Mangapapa School rippa rugby players were welcomed home as heroes last night after their runners-up performance in a national tournament in Wellington and their reward includes special time tomorrow with some All Blacks.

The Gisborne school were unbeaten until they came up against the might of Auckland’s Western Heights, who won the final 6-3.

If they’re still on a high after their efforts in Wellington, the Mangapapa rippa rugby stars won’t be brought back down to Earth tomorrow, because a group of All Blacks will arrive in the city.

New Zealand’s 31-man Rugby World Cup squad is being named in Auckland today and then players will be sent in groups to various centres — including Gisborne — to meet fans.

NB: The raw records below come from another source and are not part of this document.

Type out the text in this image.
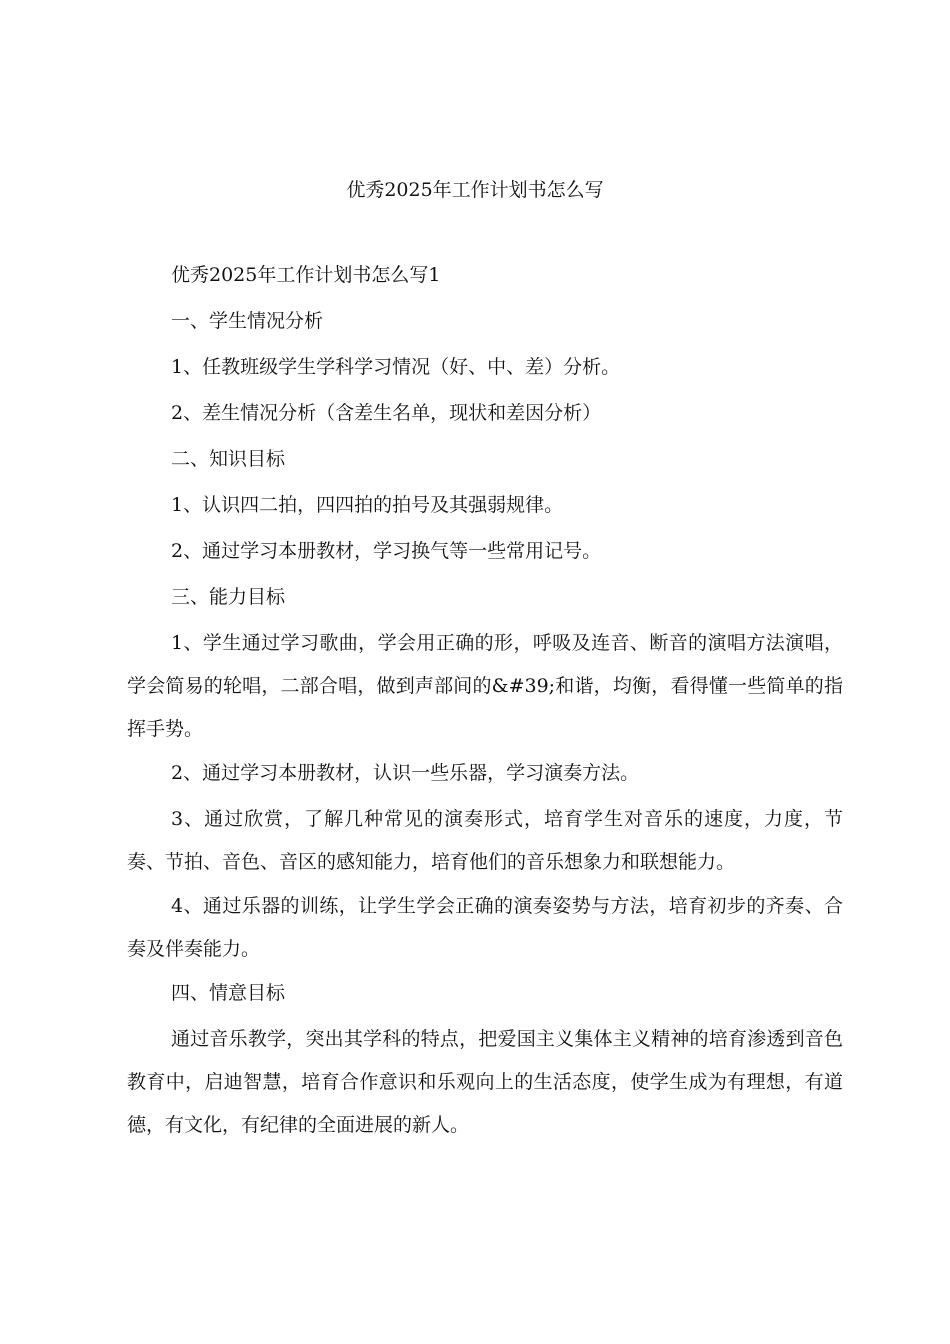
优秀2025年工作计划书怎么写

优秀2025年工作计划书怎么写1

一、学生情况分析

1、任教班级学生学科学习情况（好、中、差）分析。

2、差生情况分析（含差生名单，现状和差因分析）

二、知识目标

1、认识四二拍，四四拍的拍号及其强弱规律。

2、通过学习本册教材，学习换气等一些常用记号。

三、能力目标

1、学生通过学习歌曲，学会用正确的形，呼吸及连音、断音的演唱方法演唱，学会简易的轮唱，二部合唱，做到声部间的&#39;和谐，均衡，看得懂一些简单的指挥手势。

2、通过学习本册教材，认识一些乐器，学习演奏方法。

3、通过欣赏，了解几种常见的演奏形式，培育学生对音乐的速度，力度，节奏、节拍、音色、音区的感知能力，培育他们的音乐想象力和联想能力。

4、通过乐器的训练，让学生学会正确的演奏姿势与方法，培育初步的齐奏、合奏及伴奏能力。

四、情意目标

通过音乐教学，突出其学科的特点，把爱国主义集体主义精神的培育渗透到音色教育中，启迪智慧，培育合作意识和乐观向上的生活态度，使学生成为有理想，有道德，有文化，有纪律的全面进展的新人。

Five or six All Blacks are expected to fly in from Wellington ahead of a public event at Rugby Park, from midday.

More than 300 school children will be bused in from rural areas and the All Blacks will take part in a Q and A session and sign autographs.

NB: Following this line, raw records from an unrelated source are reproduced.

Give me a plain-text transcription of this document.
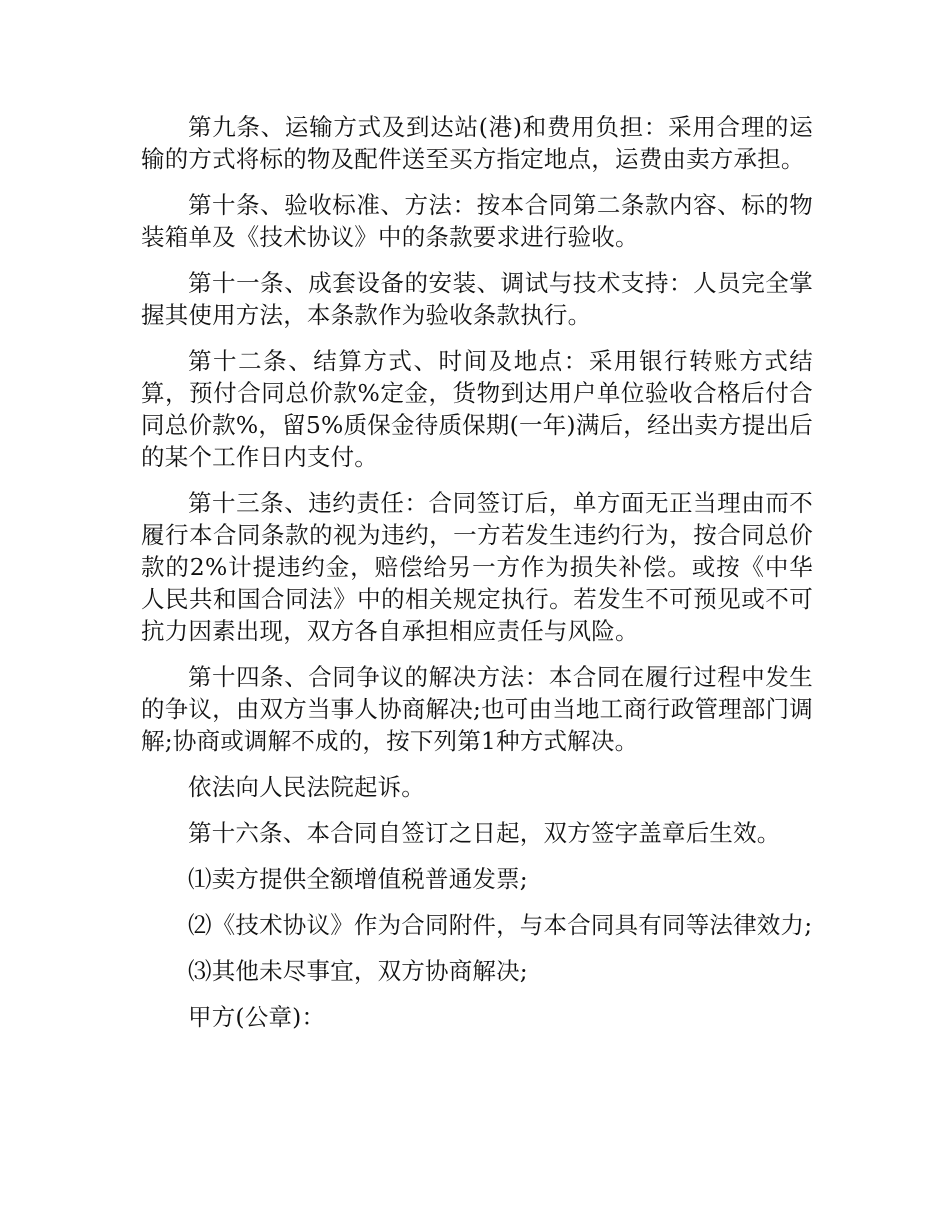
第九条、运输方式及到达站(港)和费用负担：采用合理的运输的方式将标的物及配件送至买方指定地点，运费由卖方承担。

第十条、验收标准、方法：按本合同第二条款内容、标的物装箱单及《技术协议》中的条款要求进行验收。

第十一条、成套设备的安装、调试与技术支持：人员完全掌握其使用方法，本条款作为验收条款执行。

第十二条、结算方式、时间及地点：采用银行转账方式结算，预付合同总价款%定金，货物到达用户单位验收合格后付合同总价款%，留5%质保金待质保期(一年)满后，经出卖方提出后的某个工作日内支付。

第十三条、违约责任：合同签订后，单方面无正当理由而不履行本合同条款的视为违约，一方若发生违约行为，按合同总价款的2%计提违约金，赔偿给另一方作为损失补偿。或按《中华人民共和国合同法》中的相关规定执行。若发生不可预见或不可抗力因素出现，双方各自承担相应责任与风险。

第十四条、合同争议的解决方法：本合同在履行过程中发生的争议，由双方当事人协商解决;也可由当地工商行政管理部门调解;协商或调解不成的，按下列第1种方式解决。

依法向人民法院起诉。

第十六条、本合同自签订之日起，双方签字盖章后生效。

⑴卖方提供全额增值税普通发票;

⑵《技术协议》作为合同附件，与本合同具有同等法律效力;

⑶其他未尽事宜，双方协商解决;

甲方(公章)：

Mangapapa pupils will have special moments of their own. Rippa team captains Jerome Tamatea and Hine Brooking will be at the airport to welcome the players.

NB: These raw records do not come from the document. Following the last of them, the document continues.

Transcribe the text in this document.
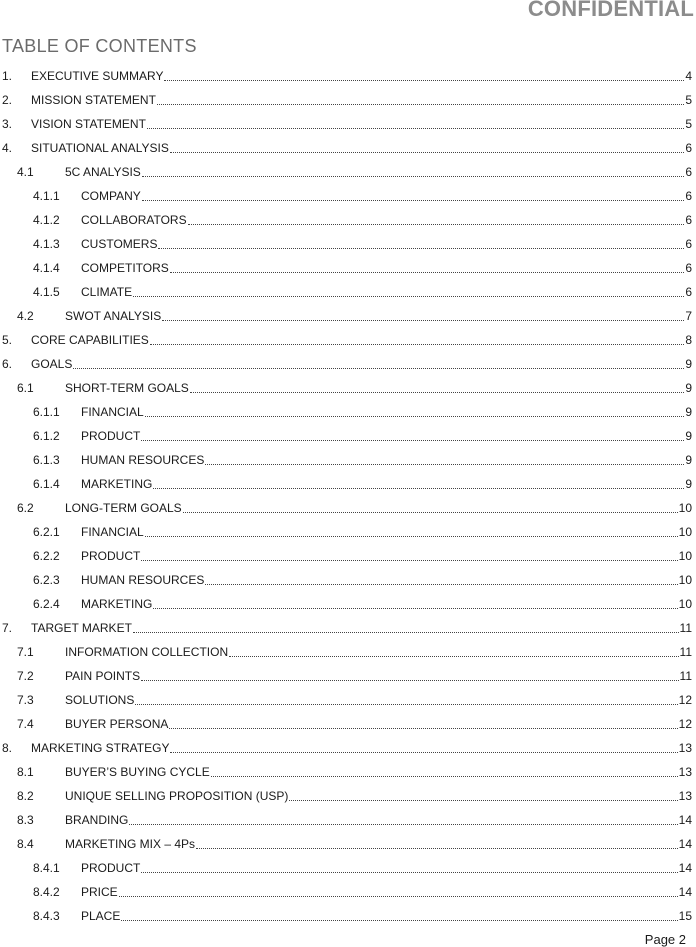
CONFIDENTIAL
TABLE OF CONTENTS
1.	EXECUTIVE SUMMARY	4
2.	MISSION STATEMENT	5
3.	VISION STATEMENT	5
4.	SITUATIONAL ANALYSIS	6
4.1	5C ANALYSIS	6
4.1.1	COMPANY	6
4.1.2	COLLABORATORS	6
4.1.3	CUSTOMERS	6
4.1.4	COMPETITORS	6
4.1.5	CLIMATE	6
4.2	SWOT ANALYSIS	7
5.	CORE CAPABILITIES	8
6.	GOALS	9
6.1	SHORT-TERM GOALS	9
6.1.1	FINANCIAL	9
6.1.2	PRODUCT	9
6.1.3	HUMAN RESOURCES	9
6.1.4	MARKETING	9
6.2	LONG-TERM GOALS	10
6.2.1	FINANCIAL	10
6.2.2	PRODUCT	10
6.2.3	HUMAN RESOURCES	10
6.2.4	MARKETING	10
7.	TARGET MARKET	11
7.1	INFORMATION COLLECTION	11
7.2	PAIN POINTS	11
7.3	SOLUTIONS	12
7.4	BUYER PERSONA	12
8.	MARKETING STRATEGY	13
8.1	BUYER’S BUYING CYCLE	13
8.2	UNIQUE SELLING PROPOSITION (USP)	13
8.3	BRANDING	14
8.4	MARKETING MIX – 4Ps	14
8.4.1	PRODUCT	14
8.4.2	PRICE	14
8.4.3	PLACE	15
Page 2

However, the airport is encouraging the public to go to the event at Rugby Park, rather than the airport, because of building activity at the airport.

“With the new airport terminal under construction, space is very limited,” a Gisborne Airport spokesperson said.

“We encourage everyone to visit Rugby Park to welcome the All Blacks to town.”

Poverty Bay Rugby Football Union chief executive Josh Willoughby said all Gisborne schools had received an invitation to see the players and buses had been arranged for rural schools.

Eastland Community Trust chief executive Gavin Murphy said the trust was pleased to pitch in to help make that happen.

“From Tiniroto to Hicks Bay, we are covering the cost of vans and buses, for more than 300 students.

Mangapapa School assistant principal Fi Donnelly said the school was proud of the team’s efforts.

Their first game was against Te Kura Kaupapa o Te Waiu, representing Ngati Porou East Coast.

Mangapapa, representing Poverty Bay, won that game — and the Gold Rugger Cup — then went on a winning run over two days of competition.

They won their first five games, drew their sixth and were top of their pool. Western Heights were too good in the final.

“Our kids played out of their skins,” Donnelly said.

“The competition was fierce and there was an amazing atmosphere. The children were great ambassadors.

“To make it to the final was huge.”

The teams were allotted the names of countries, World Cup-style.

Mangapapa were Russia, Te Waiu were New Zealand and Western Heights were Fiji.